From the foregoing, it should be appreciated that the overload protection assembly <NUM> provided according to the present disclosure can prevent excessive loads from being transmitted to the cutting unit <NUM> by retracting the knives <NUM>. Retracting the knives <NUM> can also make it easier to clear a blockage by increasing the amount of clearance that is available to allow passage of the blockage. The slide members <NUM>, <NUM> can be adjusted in a variety of ways to tailor the overload force that causes the first slide member <NUM> to slide relative to the second slide member <NUM> so the knife tray <NUM> moves to the shielded position where the knives <NUM> are not exposed to collected crop material.
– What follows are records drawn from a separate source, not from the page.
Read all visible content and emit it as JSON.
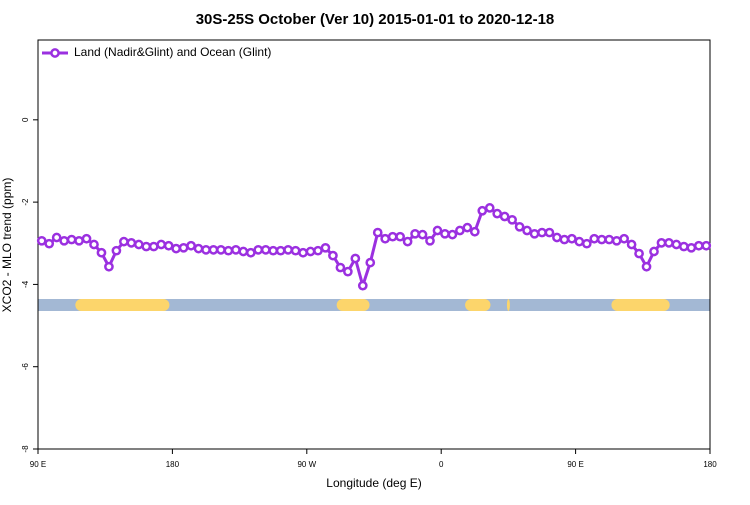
{
  "chart_data": {
    "type": "line",
    "title": "30S-25S October (Ver 10)   2015-01-01 to 2020-12-18",
    "x_label": "Longitude (deg E)",
    "y_label": "XCO2 - MLO trend (ppm)",
    "xlim": [
      90,
      540
    ],
    "xticks": [
      {
        "value": 90,
        "label": "90 E"
      },
      {
        "value": 180,
        "label": "180"
      },
      {
        "value": 270,
        "label": "90 W"
      },
      {
        "value": 360,
        "label": "0"
      },
      {
        "value": 450,
        "label": "90 E"
      },
      {
        "value": 540,
        "label": "180"
      }
    ],
    "ylim": [
      -8,
      1.94
    ],
    "yticks": [
      0,
      -2,
      -4,
      -6,
      -8
    ],
    "legend_position": "top-left",
    "x": [
      92.5,
      97.5,
      102.5,
      107.5,
      112.5,
      117.5,
      122.5,
      127.5,
      132.5,
      137.5,
      142.5,
      147.5,
      152.5,
      157.5,
      162.5,
      167.5,
      172.5,
      177.5,
      182.5,
      187.5,
      192.5,
      197.5,
      202.5,
      207.5,
      212.5,
      217.5,
      222.5,
      227.5,
      232.5,
      237.5,
      242.5,
      247.5,
      252.5,
      257.5,
      262.5,
      267.5,
      272.5,
      277.5,
      282.5,
      287.5,
      292.5,
      297.5,
      302.5,
      307.5,
      312.5,
      317.5,
      322.5,
      327.5,
      332.5,
      337.5,
      342.5,
      347.5,
      352.5,
      357.5,
      362.5,
      367.5,
      372.5,
      377.5,
      382.5,
      387.5,
      392.5,
      397.5,
      402.5,
      407.5,
      412.5,
      417.5,
      422.5,
      427.5,
      432.5,
      437.5,
      442.5,
      447.5,
      452.5,
      457.5,
      462.5,
      467.5,
      472.5,
      477.5,
      482.5,
      487.5,
      492.5,
      497.5,
      502.5,
      507.5,
      512.5,
      517.5,
      522.5,
      527.5,
      532.5,
      537.5
    ],
    "series": [
      {
        "name": "Land (Nadir&Glint) and Ocean (Glint)",
        "color": "#9b30e0",
        "values": [
          -2.94,
          -3.01,
          -2.86,
          -2.94,
          -2.91,
          -2.94,
          -2.89,
          -3.03,
          -3.23,
          -3.57,
          -3.18,
          -2.96,
          -2.99,
          -3.03,
          -3.08,
          -3.08,
          -3.03,
          -3.06,
          -3.13,
          -3.11,
          -3.06,
          -3.13,
          -3.16,
          -3.16,
          -3.16,
          -3.18,
          -3.16,
          -3.2,
          -3.23,
          -3.16,
          -3.16,
          -3.18,
          -3.18,
          -3.16,
          -3.18,
          -3.23,
          -3.2,
          -3.18,
          -3.11,
          -3.3,
          -3.59,
          -3.69,
          -3.37,
          -4.03,
          -3.47,
          -2.74,
          -2.89,
          -2.84,
          -2.84,
          -2.96,
          -2.77,
          -2.79,
          -2.94,
          -2.69,
          -2.77,
          -2.79,
          -2.69,
          -2.62,
          -2.72,
          -2.21,
          -2.14,
          -2.28,
          -2.35,
          -2.43,
          -2.6,
          -2.69,
          -2.77,
          -2.74,
          -2.74,
          -2.86,
          -2.91,
          -2.89,
          -2.96,
          -3.01,
          -2.89,
          -2.91,
          -2.91,
          -2.94,
          -2.89,
          -3.03,
          -3.25,
          -3.57,
          -3.2,
          -2.99,
          -2.99,
          -3.03,
          -3.08,
          -3.11,
          -3.06,
          -3.06
        ]
      }
    ],
    "surface_band": {
      "value": -4.5,
      "color": "#a3b8d4",
      "land_color": "#fcd56b",
      "land_ranges": [
        [
          115,
          178
        ],
        [
          290,
          312
        ],
        [
          376,
          393
        ],
        [
          404,
          406
        ],
        [
          474,
          513
        ]
      ]
    }
  }
}
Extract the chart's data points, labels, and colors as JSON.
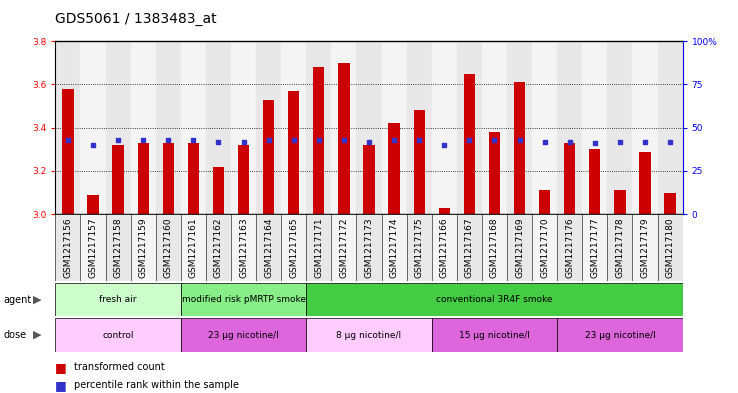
{
  "title": "GDS5061 / 1383483_at",
  "samples": [
    "GSM1217156",
    "GSM1217157",
    "GSM1217158",
    "GSM1217159",
    "GSM1217160",
    "GSM1217161",
    "GSM1217162",
    "GSM1217163",
    "GSM1217164",
    "GSM1217165",
    "GSM1217171",
    "GSM1217172",
    "GSM1217173",
    "GSM1217174",
    "GSM1217175",
    "GSM1217166",
    "GSM1217167",
    "GSM1217168",
    "GSM1217169",
    "GSM1217170",
    "GSM1217176",
    "GSM1217177",
    "GSM1217178",
    "GSM1217179",
    "GSM1217180"
  ],
  "bar_values": [
    3.58,
    3.09,
    3.32,
    3.33,
    3.33,
    3.33,
    3.22,
    3.32,
    3.53,
    3.57,
    3.68,
    3.7,
    3.32,
    3.42,
    3.48,
    3.03,
    3.65,
    3.38,
    3.61,
    3.11,
    3.33,
    3.3,
    3.11,
    3.29,
    3.1
  ],
  "percentile_values": [
    43,
    40,
    43,
    43,
    43,
    43,
    42,
    42,
    43,
    43,
    43,
    43,
    42,
    43,
    43,
    40,
    43,
    43,
    43,
    42,
    42,
    41,
    42,
    42,
    42
  ],
  "ymin": 3.0,
  "ymax": 3.8,
  "yticks": [
    3.0,
    3.2,
    3.4,
    3.6,
    3.8
  ],
  "right_yticks": [
    0,
    25,
    50,
    75,
    100
  ],
  "right_ytick_labels": [
    "0",
    "25",
    "50",
    "75",
    "100%"
  ],
  "bar_color": "#cc0000",
  "dot_color": "#3333cc",
  "agent_groups": [
    {
      "label": "fresh air",
      "start": 0,
      "end": 5,
      "color": "#ccffcc"
    },
    {
      "label": "modified risk pMRTP smoke",
      "start": 5,
      "end": 10,
      "color": "#88ee88"
    },
    {
      "label": "conventional 3R4F smoke",
      "start": 10,
      "end": 25,
      "color": "#44cc44"
    }
  ],
  "dose_groups": [
    {
      "label": "control",
      "start": 0,
      "end": 5,
      "color": "#ffccff"
    },
    {
      "label": "23 µg nicotine/l",
      "start": 5,
      "end": 10,
      "color": "#dd66dd"
    },
    {
      "label": "8 µg nicotine/l",
      "start": 10,
      "end": 15,
      "color": "#ffccff"
    },
    {
      "label": "15 µg nicotine/l",
      "start": 15,
      "end": 20,
      "color": "#dd66dd"
    },
    {
      "label": "23 µg nicotine/l",
      "start": 20,
      "end": 25,
      "color": "#dd66dd"
    }
  ],
  "col_bg_even": "#e8e8e8",
  "col_bg_odd": "#f4f4f4",
  "grid_color": "#000000",
  "title_fontsize": 10,
  "tick_fontsize": 6.5,
  "label_fontsize": 7,
  "bar_width": 0.45
}
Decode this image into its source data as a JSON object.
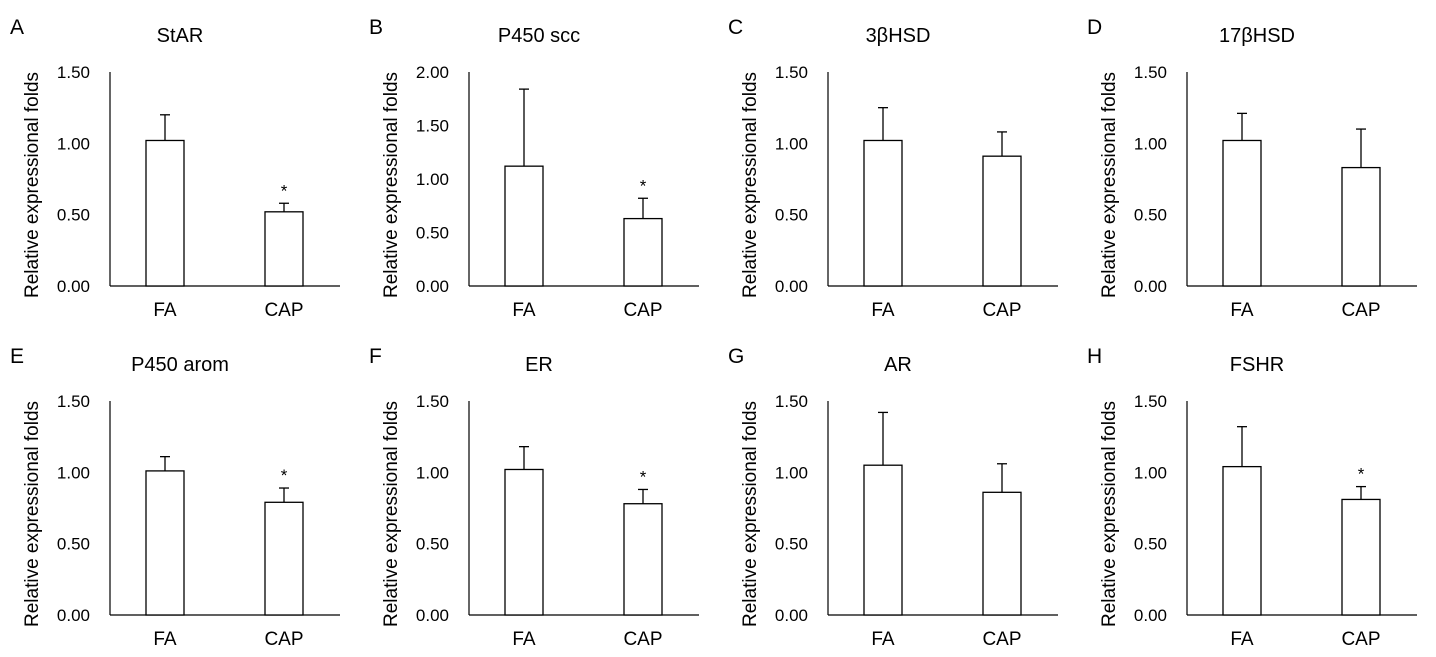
{
  "chart_data": [
    {
      "panel": "A",
      "title": "StAR",
      "type": "bar",
      "ylabel": "Relative expressional folds",
      "categories": [
        "FA",
        "CAP"
      ],
      "values": [
        1.02,
        0.52
      ],
      "errors": [
        0.18,
        0.06
      ],
      "significance": [
        "",
        "*"
      ],
      "ylim": [
        0,
        1.5
      ],
      "ticks": [
        "0.00",
        "0.50",
        "1.00",
        "1.50"
      ]
    },
    {
      "panel": "B",
      "title": "P450 scc",
      "type": "bar",
      "ylabel": "Relative expressional folds",
      "categories": [
        "FA",
        "CAP"
      ],
      "values": [
        1.12,
        0.63
      ],
      "errors": [
        0.72,
        0.19
      ],
      "significance": [
        "",
        "*"
      ],
      "ylim": [
        0,
        2.0
      ],
      "ticks": [
        "0.00",
        "0.50",
        "1.00",
        "1.50",
        "2.00"
      ]
    },
    {
      "panel": "C",
      "title": "3βHSD",
      "type": "bar",
      "ylabel": "Relative expressional folds",
      "categories": [
        "FA",
        "CAP"
      ],
      "values": [
        1.02,
        0.91
      ],
      "errors": [
        0.23,
        0.17
      ],
      "significance": [
        "",
        ""
      ],
      "ylim": [
        0,
        1.5
      ],
      "ticks": [
        "0.00",
        "0.50",
        "1.00",
        "1.50"
      ]
    },
    {
      "panel": "D",
      "title": "17βHSD",
      "type": "bar",
      "ylabel": "Relative expressional folds",
      "categories": [
        "FA",
        "CAP"
      ],
      "values": [
        1.02,
        0.83
      ],
      "errors": [
        0.19,
        0.27
      ],
      "significance": [
        "",
        ""
      ],
      "ylim": [
        0,
        1.5
      ],
      "ticks": [
        "0.00",
        "0.50",
        "1.00",
        "1.50"
      ],
      "category_color": "#777777"
    },
    {
      "panel": "E",
      "title": "P450 arom",
      "type": "bar",
      "ylabel": "Relative expressional folds",
      "categories": [
        "FA",
        "CAP"
      ],
      "values": [
        1.01,
        0.79
      ],
      "errors": [
        0.1,
        0.1
      ],
      "significance": [
        "",
        "*"
      ],
      "ylim": [
        0,
        1.5
      ],
      "ticks": [
        "0.00",
        "0.50",
        "1.00",
        "1.50"
      ]
    },
    {
      "panel": "F",
      "title": "ER",
      "type": "bar",
      "ylabel": "Relative expressional folds",
      "categories": [
        "FA",
        "CAP"
      ],
      "values": [
        1.02,
        0.78
      ],
      "errors": [
        0.16,
        0.1
      ],
      "significance": [
        "",
        "*"
      ],
      "ylim": [
        0,
        1.5
      ],
      "ticks": [
        "0.00",
        "0.50",
        "1.00",
        "1.50"
      ],
      "small_text": true
    },
    {
      "panel": "G",
      "title": "AR",
      "type": "bar",
      "ylabel": "Relative expressional folds",
      "categories": [
        "FA",
        "CAP"
      ],
      "values": [
        1.05,
        0.86
      ],
      "errors": [
        0.37,
        0.2
      ],
      "significance": [
        "",
        ""
      ],
      "ylim": [
        0,
        1.5
      ],
      "ticks": [
        "0.00",
        "0.50",
        "1.00",
        "1.50"
      ]
    },
    {
      "panel": "H",
      "title": "FSHR",
      "type": "bar",
      "ylabel": "Relative expressional folds",
      "categories": [
        "FA",
        "CAP"
      ],
      "values": [
        1.04,
        0.81
      ],
      "errors": [
        0.28,
        0.09
      ],
      "significance": [
        "",
        "*"
      ],
      "ylim": [
        0,
        1.5
      ],
      "ticks": [
        "0.00",
        "0.50",
        "1.00",
        "1.50"
      ]
    }
  ]
}
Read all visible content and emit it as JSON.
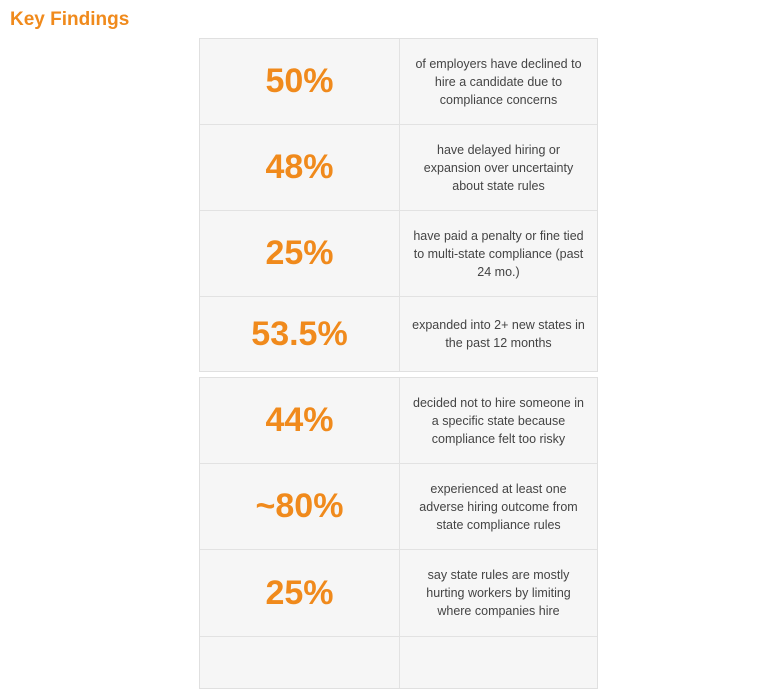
{
  "title": "Key Findings",
  "colors": {
    "accent": "#f08a1c",
    "cell_bg": "#f6f6f6",
    "border": "#e2e2e2"
  },
  "block1": [
    {
      "stat": "50%",
      "text": "of employers have declined to hire a candidate due to compliance concerns"
    },
    {
      "stat": "48%",
      "text": "have delayed hiring or expansion over uncertainty about state rules"
    },
    {
      "stat": "25%",
      "text": "have paid a penalty or fine tied to multi-state compliance (past 24 mo.)"
    },
    {
      "stat": "53.5%",
      "text": "expanded into 2+ new states in the past 12 months"
    }
  ],
  "block2": [
    {
      "stat": "44%",
      "text": "decided not to hire someone in a specific state because compliance felt too risky"
    },
    {
      "stat": "~80%",
      "text": "experienced at least one adverse hiring outcome from state compliance rules"
    },
    {
      "stat": "25%",
      "text": "say state rules are mostly hurting workers by limiting where companies hire"
    },
    {
      "stat": "",
      "text": ""
    }
  ]
}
Further, the slide members <NUM>, <NUM> can be easily assembled together as castings and controlled by, for example, extension and retraction of the actuator <NUM> to move the knife tray <NUM> and the knives <NUM> back to the exposed position from the retracted position. Thus, the overload protection assembly <NUM> provides an elegant solution for reducing the risk of the cutting unit <NUM> being damaged while also being easily manufactured and assembled and convenient for returning the knife tray <NUM> to the exposed position.

Claim 1:
A cutting unit (<NUM>) for an agricultural baler (<NUM>), comprising:
a plurality of knives (<NUM>);
a knife guard (<NUM>) comprising at least one opening (<NUM>); and
a knife tray (<NUM>) carrying the knives (<NUM>), the knife tray (<NUM>) being movable between an exposed position where the knives (<NUM>) extend through the at least one opening (<NUM>) and a retracted position where the knives (<NUM>) are shielded by the knife guard (<NUM>);
an overload protection assembly (<NUM>) comprising a first slide member (<NUM>) coupled to the knife tray (<NUM>) and comprising a first engagement surface (<NUM>) and a second slide member (<NUM>) comprising a second engagement surface (<NUM>) that is engaged with the first engagement surface (<NUM>), the first slide member (<NUM>) and the second slide member (<NUM>) being held together and slidable relative to one another such that the first slide member (<NUM>) slides relative to the second slide member (<NUM>) to move the knife tray (<NUM>) from the exposed position to the retracted position when an overload force is applied to at least one of the knives (<NUM>)
characterized in that
the first slide member (<NUM>) or the second slide member (<NUM>) comprises a locking projection (<NUM>) on its engagement surface (<NUM>, <NUM>) and the other of the first slide member (<NUM>) and the second slide member (<NUM>) comprises a recess (<NUM>) holding at least a portion of the locking projection (<NUM>), and
wherein the locking projection (<NUM>) and the recess (<NUM>) are configured to come out of full engagement when the knife tray (<NUM>) moves from the exposed position to the retracted position.